It is one of those things that before you became a parent, you never imagined you would do: cook different dishes for dinner, to suit individual tastes.
What a waste of time, effort and money, you thought – children should eat whatever is put in front of them, or go without.
But then life happens, presenting forceful personalities with particular tastes, irregular work hours, food intolerances, nutritional concerns and the appeal of the parenting path of least resistance Before you know it, you are producing different meals, often at staggered times to suit their schedules too.
I know, I am that mother sometimes. So too is Chrissie Doherty, mother of two boys aged six and two, for whom meal times had become a battle ground.
“My fussy/headstrong six year old was refusing to eat the family meal and my two year old was starting to follow suit,” she says. “I decided my ‘one meal suits all’ method wasn’t working.”
When she asked other mothers what they did, she was very surprised that most seemed to be cooking a variety of meals.

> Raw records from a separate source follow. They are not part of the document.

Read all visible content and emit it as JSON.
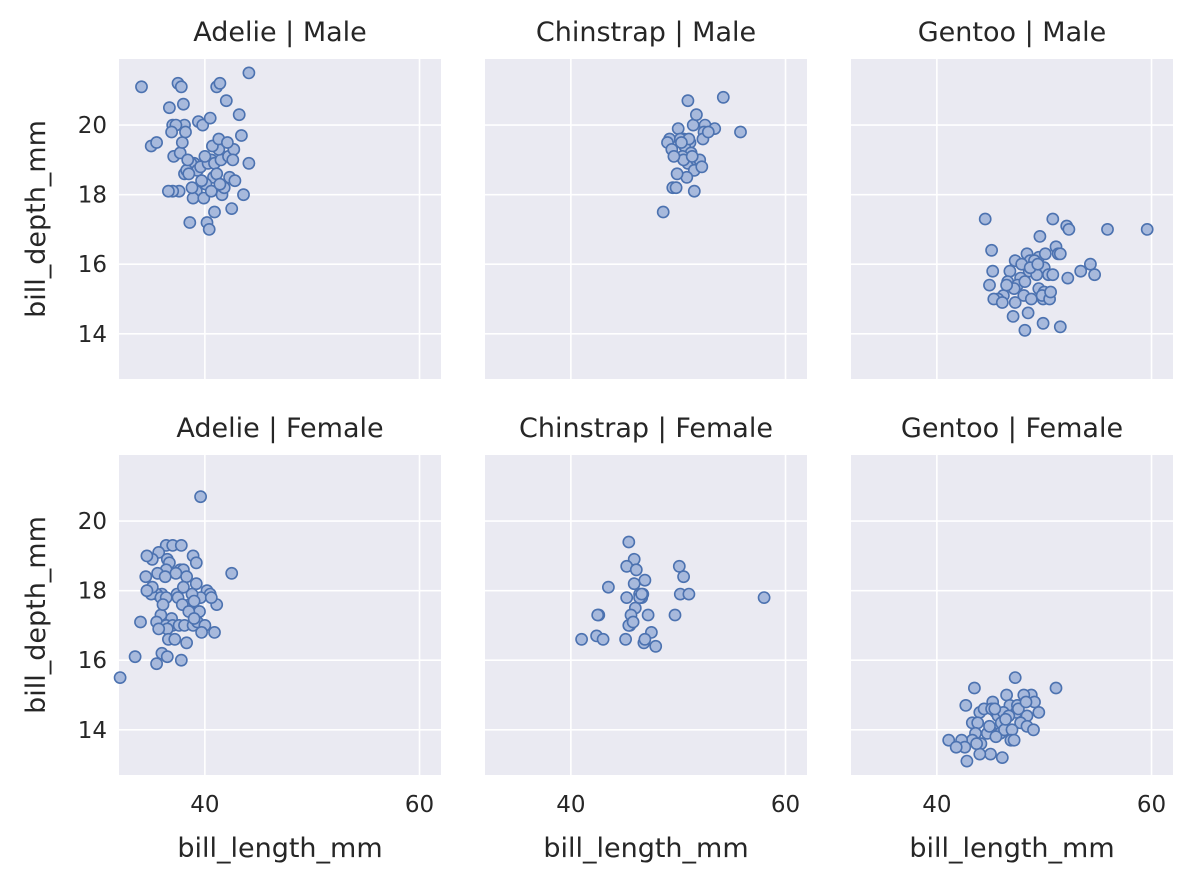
{
  "chart_data": {
    "type": "scatter",
    "xlabel": "bill_length_mm",
    "ylabel": "bill_depth_mm",
    "xlim": [
      32,
      62
    ],
    "ylim": [
      12.7,
      21.9
    ],
    "x_ticks": [
      40,
      60
    ],
    "y_ticks": [
      14,
      16,
      18,
      20
    ],
    "point_color": "#4c72b0",
    "point_fill": "#a7b9dc",
    "background": "#eaeaf2",
    "grid": true,
    "panels": [
      {
        "title": "Adelie | Male",
        "points": [
          [
            34.1,
            21.1
          ],
          [
            36.7,
            20.5
          ],
          [
            37.5,
            21.2
          ],
          [
            37.8,
            21.1
          ],
          [
            38.0,
            20.6
          ],
          [
            38.1,
            20.0
          ],
          [
            37.0,
            20.0
          ],
          [
            37.3,
            20.0
          ],
          [
            36.9,
            19.8
          ],
          [
            37.1,
            19.1
          ],
          [
            39.4,
            20.1
          ],
          [
            39.8,
            20.0
          ],
          [
            40.5,
            20.2
          ],
          [
            41.1,
            21.1
          ],
          [
            41.4,
            21.2
          ],
          [
            42.0,
            20.7
          ],
          [
            43.2,
            20.3
          ],
          [
            44.1,
            21.5
          ],
          [
            40.6,
            19.0
          ],
          [
            39.0,
            18.9
          ],
          [
            38.7,
            18.9
          ],
          [
            39.3,
            18.7
          ],
          [
            38.1,
            18.6
          ],
          [
            38.3,
            18.7
          ],
          [
            39.6,
            18.8
          ],
          [
            40.3,
            18.9
          ],
          [
            40.9,
            18.9
          ],
          [
            41.5,
            19.0
          ],
          [
            42.2,
            19.1
          ],
          [
            41.3,
            19.3
          ],
          [
            40.8,
            18.5
          ],
          [
            40.1,
            18.3
          ],
          [
            39.2,
            18.1
          ],
          [
            38.9,
            17.9
          ],
          [
            37.6,
            18.1
          ],
          [
            37.0,
            18.1
          ],
          [
            36.6,
            18.1
          ],
          [
            37.7,
            19.2
          ],
          [
            38.4,
            19.0
          ],
          [
            38.8,
            18.2
          ],
          [
            39.9,
            17.9
          ],
          [
            40.2,
            17.2
          ],
          [
            40.4,
            17.0
          ],
          [
            40.9,
            17.5
          ],
          [
            41.6,
            18.0
          ],
          [
            42.5,
            17.6
          ],
          [
            43.6,
            18.0
          ],
          [
            44.1,
            18.9
          ],
          [
            43.4,
            19.7
          ],
          [
            42.7,
            19.3
          ],
          [
            42.3,
            18.5
          ],
          [
            41.8,
            18.2
          ],
          [
            41.1,
            18.6
          ],
          [
            38.6,
            17.2
          ],
          [
            35.0,
            19.4
          ],
          [
            35.5,
            19.5
          ],
          [
            37.9,
            19.5
          ],
          [
            38.2,
            19.8
          ],
          [
            40.0,
            19.1
          ],
          [
            40.7,
            19.4
          ],
          [
            41.3,
            19.6
          ],
          [
            42.1,
            19.5
          ],
          [
            42.6,
            19.0
          ],
          [
            38.5,
            18.6
          ],
          [
            39.7,
            18.4
          ],
          [
            40.6,
            18.1
          ],
          [
            41.4,
            18.3
          ],
          [
            42.8,
            18.4
          ]
        ]
      },
      {
        "title": "Chinstrap | Male",
        "points": [
          [
            50.9,
            20.7
          ],
          [
            54.2,
            20.8
          ],
          [
            51.4,
            20.0
          ],
          [
            50.0,
            19.9
          ],
          [
            52.5,
            20.0
          ],
          [
            53.4,
            19.9
          ],
          [
            55.8,
            19.8
          ],
          [
            52.4,
            19.8
          ],
          [
            51.7,
            20.3
          ],
          [
            50.5,
            19.6
          ],
          [
            49.2,
            19.6
          ],
          [
            49.0,
            19.5
          ],
          [
            50.2,
            19.6
          ],
          [
            51.1,
            19.5
          ],
          [
            52.3,
            19.6
          ],
          [
            49.4,
            19.3
          ],
          [
            50.6,
            19.4
          ],
          [
            51.2,
            19.2
          ],
          [
            50.9,
            18.9
          ],
          [
            50.4,
            19.1
          ],
          [
            51.7,
            19.0
          ],
          [
            52.0,
            19.0
          ],
          [
            51.5,
            18.7
          ],
          [
            52.2,
            18.8
          ],
          [
            50.8,
            18.5
          ],
          [
            49.9,
            18.6
          ],
          [
            49.5,
            18.2
          ],
          [
            49.8,
            18.2
          ],
          [
            51.5,
            18.1
          ],
          [
            48.6,
            17.5
          ],
          [
            50.5,
            19.0
          ],
          [
            49.6,
            19.1
          ],
          [
            51.0,
            19.6
          ],
          [
            50.3,
            19.5
          ],
          [
            52.8,
            19.8
          ],
          [
            51.3,
            19.1
          ]
        ]
      },
      {
        "title": "Gentoo | Male",
        "points": [
          [
            44.5,
            17.3
          ],
          [
            50.8,
            17.3
          ],
          [
            52.1,
            17.1
          ],
          [
            52.3,
            17.0
          ],
          [
            55.9,
            17.0
          ],
          [
            59.6,
            17.0
          ],
          [
            49.6,
            16.8
          ],
          [
            45.1,
            16.4
          ],
          [
            51.1,
            16.5
          ],
          [
            51.3,
            16.3
          ],
          [
            48.4,
            16.3
          ],
          [
            49.5,
            16.2
          ],
          [
            50.1,
            16.3
          ],
          [
            51.5,
            16.3
          ],
          [
            48.7,
            16.1
          ],
          [
            47.3,
            16.1
          ],
          [
            49.2,
            16.0
          ],
          [
            54.3,
            16.0
          ],
          [
            49.0,
            15.9
          ],
          [
            50.0,
            15.9
          ],
          [
            48.6,
            15.8
          ],
          [
            46.8,
            15.8
          ],
          [
            45.2,
            15.8
          ],
          [
            50.4,
            15.7
          ],
          [
            49.3,
            15.7
          ],
          [
            52.2,
            15.6
          ],
          [
            53.4,
            15.8
          ],
          [
            54.7,
            15.7
          ],
          [
            50.8,
            15.7
          ],
          [
            47.8,
            15.6
          ],
          [
            46.6,
            15.5
          ],
          [
            47.5,
            15.4
          ],
          [
            47.2,
            15.3
          ],
          [
            48.2,
            15.5
          ],
          [
            49.5,
            15.3
          ],
          [
            50.0,
            15.2
          ],
          [
            49.9,
            15.0
          ],
          [
            48.1,
            15.1
          ],
          [
            46.2,
            15.1
          ],
          [
            45.7,
            15.0
          ],
          [
            45.3,
            15.0
          ],
          [
            47.3,
            14.9
          ],
          [
            48.5,
            14.6
          ],
          [
            47.1,
            14.5
          ],
          [
            49.9,
            14.3
          ],
          [
            51.5,
            14.2
          ],
          [
            48.2,
            14.1
          ],
          [
            46.5,
            15.4
          ],
          [
            44.9,
            15.4
          ],
          [
            46.1,
            14.9
          ],
          [
            49.8,
            15.1
          ],
          [
            50.5,
            15.0
          ],
          [
            48.8,
            15.0
          ],
          [
            47.9,
            16.0
          ],
          [
            49.1,
            16.1
          ],
          [
            50.6,
            15.2
          ],
          [
            48.7,
            15.9
          ],
          [
            49.4,
            16.0
          ]
        ]
      },
      {
        "title": "Adelie | Female",
        "points": [
          [
            39.6,
            20.7
          ],
          [
            36.4,
            19.3
          ],
          [
            37.0,
            19.3
          ],
          [
            37.8,
            19.3
          ],
          [
            35.7,
            19.1
          ],
          [
            35.1,
            18.9
          ],
          [
            34.6,
            19.0
          ],
          [
            36.5,
            18.9
          ],
          [
            38.9,
            19.0
          ],
          [
            39.2,
            18.8
          ],
          [
            36.7,
            18.8
          ],
          [
            37.7,
            18.6
          ],
          [
            38.0,
            18.6
          ],
          [
            36.4,
            18.6
          ],
          [
            35.6,
            18.5
          ],
          [
            42.5,
            18.5
          ],
          [
            36.3,
            18.4
          ],
          [
            38.3,
            18.4
          ],
          [
            34.5,
            18.4
          ],
          [
            40.2,
            18.0
          ],
          [
            40.5,
            17.9
          ],
          [
            39.6,
            17.8
          ],
          [
            38.8,
            17.9
          ],
          [
            37.4,
            17.9
          ],
          [
            36.0,
            17.9
          ],
          [
            35.5,
            17.9
          ],
          [
            35.0,
            17.9
          ],
          [
            35.9,
            17.8
          ],
          [
            36.4,
            17.8
          ],
          [
            37.5,
            17.8
          ],
          [
            38.6,
            17.6
          ],
          [
            39.0,
            17.7
          ],
          [
            37.9,
            17.6
          ],
          [
            41.1,
            17.6
          ],
          [
            39.5,
            17.4
          ],
          [
            38.5,
            17.4
          ],
          [
            36.9,
            17.2
          ],
          [
            35.9,
            17.3
          ],
          [
            35.5,
            17.1
          ],
          [
            34.0,
            17.1
          ],
          [
            36.4,
            17.0
          ],
          [
            37.0,
            17.0
          ],
          [
            37.6,
            17.0
          ],
          [
            38.1,
            17.0
          ],
          [
            38.9,
            17.0
          ],
          [
            39.3,
            17.1
          ],
          [
            40.0,
            17.0
          ],
          [
            36.5,
            16.9
          ],
          [
            35.7,
            16.9
          ],
          [
            36.6,
            16.6
          ],
          [
            37.2,
            16.6
          ],
          [
            38.3,
            16.5
          ],
          [
            39.7,
            16.8
          ],
          [
            40.9,
            16.8
          ],
          [
            36.0,
            16.2
          ],
          [
            36.5,
            16.1
          ],
          [
            37.8,
            16.0
          ],
          [
            35.5,
            15.9
          ],
          [
            33.5,
            16.1
          ],
          [
            32.1,
            15.5
          ],
          [
            35.1,
            18.1
          ],
          [
            38.0,
            18.1
          ],
          [
            39.0,
            17.2
          ],
          [
            34.6,
            18.0
          ],
          [
            36.1,
            17.6
          ],
          [
            37.3,
            18.5
          ],
          [
            39.2,
            18.2
          ],
          [
            40.6,
            17.8
          ]
        ]
      },
      {
        "title": "Chinstrap | Female",
        "points": [
          [
            45.4,
            19.4
          ],
          [
            45.9,
            18.9
          ],
          [
            45.2,
            18.7
          ],
          [
            46.1,
            18.6
          ],
          [
            50.1,
            18.7
          ],
          [
            50.5,
            18.4
          ],
          [
            45.9,
            18.2
          ],
          [
            43.5,
            18.1
          ],
          [
            46.9,
            18.3
          ],
          [
            46.4,
            17.9
          ],
          [
            46.6,
            17.8
          ],
          [
            45.2,
            17.8
          ],
          [
            46.7,
            17.9
          ],
          [
            50.2,
            17.9
          ],
          [
            51.0,
            17.9
          ],
          [
            58.0,
            17.8
          ],
          [
            46.0,
            17.5
          ],
          [
            42.6,
            17.3
          ],
          [
            42.5,
            17.3
          ],
          [
            45.6,
            17.3
          ],
          [
            47.2,
            17.3
          ],
          [
            49.7,
            17.3
          ],
          [
            45.5,
            17.0
          ],
          [
            45.4,
            17.0
          ],
          [
            45.8,
            17.1
          ],
          [
            47.5,
            16.8
          ],
          [
            41.0,
            16.6
          ],
          [
            42.4,
            16.7
          ],
          [
            43.0,
            16.6
          ],
          [
            45.1,
            16.6
          ],
          [
            46.8,
            16.5
          ],
          [
            46.9,
            16.6
          ],
          [
            47.9,
            16.4
          ],
          [
            46.4,
            17.8
          ],
          [
            46.6,
            17.9
          ]
        ]
      },
      {
        "title": "Gentoo | Female",
        "points": [
          [
            47.3,
            15.5
          ],
          [
            51.1,
            15.2
          ],
          [
            43.5,
            15.2
          ],
          [
            48.8,
            15.0
          ],
          [
            48.1,
            15.0
          ],
          [
            46.5,
            15.0
          ],
          [
            49.1,
            14.8
          ],
          [
            45.2,
            14.8
          ],
          [
            46.8,
            14.7
          ],
          [
            47.5,
            14.7
          ],
          [
            42.7,
            14.7
          ],
          [
            45.5,
            14.5
          ],
          [
            44.0,
            14.5
          ],
          [
            45.7,
            14.4
          ],
          [
            47.4,
            14.5
          ],
          [
            49.5,
            14.5
          ],
          [
            46.2,
            14.5
          ],
          [
            44.4,
            14.6
          ],
          [
            45.1,
            14.6
          ],
          [
            48.4,
            14.4
          ],
          [
            46.7,
            14.4
          ],
          [
            43.3,
            14.2
          ],
          [
            43.8,
            14.2
          ],
          [
            46.0,
            14.2
          ],
          [
            47.8,
            14.2
          ],
          [
            48.4,
            14.1
          ],
          [
            45.3,
            13.9
          ],
          [
            44.7,
            13.9
          ],
          [
            43.6,
            13.9
          ],
          [
            45.9,
            13.9
          ],
          [
            46.3,
            14.0
          ],
          [
            47.0,
            14.0
          ],
          [
            49.0,
            14.0
          ],
          [
            43.3,
            13.7
          ],
          [
            42.3,
            13.7
          ],
          [
            41.1,
            13.7
          ],
          [
            44.1,
            13.6
          ],
          [
            45.5,
            13.8
          ],
          [
            46.9,
            13.7
          ],
          [
            47.2,
            13.7
          ],
          [
            42.6,
            13.5
          ],
          [
            41.8,
            13.5
          ],
          [
            45.0,
            13.3
          ],
          [
            44.0,
            13.3
          ],
          [
            46.1,
            13.2
          ],
          [
            42.8,
            13.1
          ],
          [
            43.7,
            13.6
          ],
          [
            45.4,
            14.6
          ],
          [
            46.4,
            14.3
          ],
          [
            44.9,
            14.1
          ],
          [
            47.6,
            14.6
          ],
          [
            48.3,
            14.8
          ]
        ]
      }
    ]
  }
}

“That was a huge relief to me,” she admits. “It felt like I had been given permission to ‘bend the rules’.”
Now she will offer, for instance, mashed potato or rice, flavoured chicken or plain.
"The negative emotion previously attached to meal times is now replaced by positive enjoyment of coming together at the end of the day. Our meal gives us nourishment and our time together gives us great pleasure."
Bending the rules
She knows parenting experts would preach "be in control, be consistent, don't give in to whims", but what happened to trusting our instincts, she asks, "even if it means bending the rules and letting my boys eat what they like."
This approach to meal times is something that consultant dietitian Aveen Bannon is seeing more of but she believes is best avoided.
Even where a child has food allergies, as one of her three children has, you can often work your family diet around it so everybody is eating the same thing.
Often people are cooking separate dinners because they are eating at different times. “It is the quick meal for the kids and the proper meal for mum and dad later on,” she says.
However, the family meal has repeatedly been shown to be a key to healthier eating, as well as better relationships and lifestyles. She refers to a Harvard study that showed where families eat together regularly – five times a week – children will eat a higher amount of fruit and vegetables.
Her four-year-old son is going through a phase where he often won’t eat what his parents and sisters are having, “but I will not cook him something different. We have many a night with him when he will eat hardly anything”, says Bannon, who is perfectly calm about it.
“I do think kids will feed off your anxiety. I don’t praise him when he eats something either – it’s just a case of, it’s there and you can eat it, or you don’t eat it.”
Mother of three and dietitian Ruth Charles also says it is best if everyone shares the same meal "for many, many reasons". Children learn to eat a wide variety of foods and tastes by watching their family. Developmentally, nutritionally and psychosocially, family foods are suitable for all from age one.
Cooking different meals and foods based on the likes and dislikes of the child has huge consequences, she warns. Not only is it labour intensive and expensive, but if a child gets the message repeatedly that it’s okay not to eat family foods and to expect/demand something else, then that becomes the norm.
“In my experience,” she adds, “this kind of phenomenon leads to an increase in faddy eaters, disordered eating and family stress.”
Sinéad, who works full-time outside the home, always assumed her children, now aged 11, nine and six, would eat almost everything, just like she does. "I also breast- fed my children and somehow imagined this would give them all wide and varied palates."
Different reality
The reality turned out to be different and she is cooking several meal options for her family three or four times a week.
“There is a limited number of meals that we all eat and enjoy and I can’t be serving steak or roast beef every day.”
She admits her husband is part of the reason – “he may not like what’s on offer for the rest of us” – as is her concern that the children have at least one decent meal a day. It is inconvenient but no big deal to fry some chicken or stick a piece of frozen fish in the oven as an alternative, she says.
“I find that by being reasonably flexible, then I can expect my children to be reasonably flexible in trying new things in return.”
Aislinn McCabe’s two children are aged just 18 months and two months, but she and her husband are determined to be a “one- dinner family”.
Having used baby-led weaning for the toddler, she estimates that already 90 per cent of the meals they eat with her are the same.
“We love eating our meals as a family, and we quickly realised she didn’t like it when her food was totally different to ours, so it has just become totally normal for us to eat the same meals,” says McCabe.
“I think fussy eating starts with parents worrying about what and how much their children eat and resorting to giving them what they know they’ll eat, which can quickly become a habit that’s difficult to break.”
Some days their daughter will eat everything, other days just pick at the food, but “we don’t worry too much once she’s tasting what’s on her plate. Our kitchen isn’t a restaurant and we don’t plan on it becoming one.”